Last week’s announcement from Dubai World, a government investment company with some $60 billion worth of debts, that it wanted to postpone forthcoming debt payments until May sent shockwaves around financial markets.

Those jitters were still evident in the emirates’ stock markets, where shares slid again.

But with the Dubai contagion fears dissipating in the rest of the world, investors were once again focusing on the fundamentals ahead of a raft of economic news that could have a crucial bearing on how stock markets close out the year.

Friday’s US nonfarm payrolls report for November will be key — the data often sets the tone in markets for a week or two. However, there are other important US releases due, including the Institute for Supply Management’s surveys into the services and manufacturing sectors. The latter is released at 1500 GMT.

If investors conclude that the US economy is losing some steam, then that could well pave the way for an end of year bout of profit-taking following an eight-month bull run.

Earlier in Asia, Japan’s Nikkei closed up 226.65 points, or 2.4 percent, at 9,572.20.

After the markets closed, the Bank of Japan said it had decided to keep its benchmark rate unchanged at 0.1 percent and announced it would provide short term loans to banks totaling 10 trillion yen, or $115 billion.

Nothing emerged to directly counter the rise in the yen, which prompted a big fall in the dollar against the Japanese currency. Though the dollar was 0.6 percent up on the day at 86.81 yen in mid-afternoon London trade, it had traded as high as 87.53 yen earlier in the day.

Meanwhile, the euro was 0.5 percent higher at $1,5087 and heading up to 16-month highs.

The weakness in the dollar as well as the Bank of Japan’s announcement triggered renewed buying of gold as the precious metal is considered a hedge against a falling dollar and inflation in the future.

Gold was trading 0.9 percent higher at $1,192.80, off its earlier all-time high of $1,199.25.

Elsewhere in Asia, Hong Kong’s Hang Seng gained 291.65 points, or 1.3 percent, to 22,113.15 and South Korea’s Kospi rose 14.12, or 0.9 percent, to 1,569.72 after the government said exports rose from a year earlier in November for the first time in 13 months.

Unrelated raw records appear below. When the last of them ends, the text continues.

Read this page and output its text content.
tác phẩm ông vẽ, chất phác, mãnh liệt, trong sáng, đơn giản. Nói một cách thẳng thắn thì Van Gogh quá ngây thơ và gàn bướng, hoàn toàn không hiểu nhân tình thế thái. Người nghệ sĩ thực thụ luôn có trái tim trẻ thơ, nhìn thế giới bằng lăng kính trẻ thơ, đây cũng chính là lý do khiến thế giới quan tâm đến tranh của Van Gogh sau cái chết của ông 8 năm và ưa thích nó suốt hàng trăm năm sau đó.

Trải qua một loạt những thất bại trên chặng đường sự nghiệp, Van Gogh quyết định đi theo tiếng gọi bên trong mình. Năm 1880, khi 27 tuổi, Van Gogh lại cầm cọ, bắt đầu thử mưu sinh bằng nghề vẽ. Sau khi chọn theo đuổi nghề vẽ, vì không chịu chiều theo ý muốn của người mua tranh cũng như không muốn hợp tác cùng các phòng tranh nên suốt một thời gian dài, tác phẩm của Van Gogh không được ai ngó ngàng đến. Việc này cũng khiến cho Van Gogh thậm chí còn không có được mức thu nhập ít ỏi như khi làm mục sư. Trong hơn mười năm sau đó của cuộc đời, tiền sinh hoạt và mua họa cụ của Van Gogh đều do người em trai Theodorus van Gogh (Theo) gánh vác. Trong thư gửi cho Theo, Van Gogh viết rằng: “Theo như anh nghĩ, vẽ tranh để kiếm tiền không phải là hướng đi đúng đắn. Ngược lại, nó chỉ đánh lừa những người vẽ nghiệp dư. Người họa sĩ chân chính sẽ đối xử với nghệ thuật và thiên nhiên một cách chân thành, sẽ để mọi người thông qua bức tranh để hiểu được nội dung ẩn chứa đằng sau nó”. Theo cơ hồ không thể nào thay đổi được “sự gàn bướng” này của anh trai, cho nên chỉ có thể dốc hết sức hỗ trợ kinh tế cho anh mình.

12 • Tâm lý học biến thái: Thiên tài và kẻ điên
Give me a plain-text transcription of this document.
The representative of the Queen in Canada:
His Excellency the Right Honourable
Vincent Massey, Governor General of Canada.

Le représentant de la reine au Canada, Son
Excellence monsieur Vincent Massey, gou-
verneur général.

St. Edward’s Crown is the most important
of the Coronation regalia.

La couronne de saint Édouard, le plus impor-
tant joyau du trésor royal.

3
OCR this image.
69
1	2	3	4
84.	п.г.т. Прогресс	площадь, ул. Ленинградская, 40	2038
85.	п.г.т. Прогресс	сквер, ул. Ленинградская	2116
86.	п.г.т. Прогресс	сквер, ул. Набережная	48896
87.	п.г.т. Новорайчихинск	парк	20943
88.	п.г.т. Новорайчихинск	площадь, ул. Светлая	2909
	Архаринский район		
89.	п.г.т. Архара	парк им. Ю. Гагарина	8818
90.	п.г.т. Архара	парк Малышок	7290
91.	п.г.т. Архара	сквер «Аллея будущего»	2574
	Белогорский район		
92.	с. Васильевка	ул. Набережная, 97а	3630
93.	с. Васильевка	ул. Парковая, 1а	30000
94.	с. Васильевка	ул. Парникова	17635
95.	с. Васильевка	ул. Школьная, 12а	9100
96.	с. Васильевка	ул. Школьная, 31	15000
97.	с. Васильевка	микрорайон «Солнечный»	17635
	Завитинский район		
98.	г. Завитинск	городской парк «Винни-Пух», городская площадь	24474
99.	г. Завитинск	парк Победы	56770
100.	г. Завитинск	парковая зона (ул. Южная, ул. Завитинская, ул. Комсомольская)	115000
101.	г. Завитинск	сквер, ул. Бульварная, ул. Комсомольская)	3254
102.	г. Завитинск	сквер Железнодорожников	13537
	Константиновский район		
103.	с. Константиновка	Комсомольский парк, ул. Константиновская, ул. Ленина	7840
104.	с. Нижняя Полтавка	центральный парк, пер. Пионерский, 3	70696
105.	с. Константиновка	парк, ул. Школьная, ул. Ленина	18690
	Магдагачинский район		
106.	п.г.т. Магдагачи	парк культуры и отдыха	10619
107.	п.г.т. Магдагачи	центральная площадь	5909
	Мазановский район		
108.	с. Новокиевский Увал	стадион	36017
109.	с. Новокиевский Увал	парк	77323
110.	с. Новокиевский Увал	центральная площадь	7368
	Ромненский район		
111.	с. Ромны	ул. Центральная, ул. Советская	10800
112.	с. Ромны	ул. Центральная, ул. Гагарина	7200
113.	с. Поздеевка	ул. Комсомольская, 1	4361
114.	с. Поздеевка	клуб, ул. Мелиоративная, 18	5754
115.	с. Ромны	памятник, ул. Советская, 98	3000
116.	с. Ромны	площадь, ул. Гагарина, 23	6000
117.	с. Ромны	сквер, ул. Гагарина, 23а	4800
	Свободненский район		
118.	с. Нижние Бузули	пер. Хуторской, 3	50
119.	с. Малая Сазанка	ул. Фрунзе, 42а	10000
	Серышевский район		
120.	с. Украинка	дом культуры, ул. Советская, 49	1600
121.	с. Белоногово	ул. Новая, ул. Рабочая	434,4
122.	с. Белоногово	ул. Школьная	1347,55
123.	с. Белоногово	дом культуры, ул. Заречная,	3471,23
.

Elsewhere, Australia’s benchmark added 0.4 percent, Singapore’s market was up 1.1 percent and China’s Shanghai index rose 1.3 percent.

Oil prices rose above $78 a barrel as Iran’s detention of five British sailors kept the market on edge. Benchmark crude for January delivery was up 78 cents at $78.06 in electronic trading on the New York Mercantile Exchange.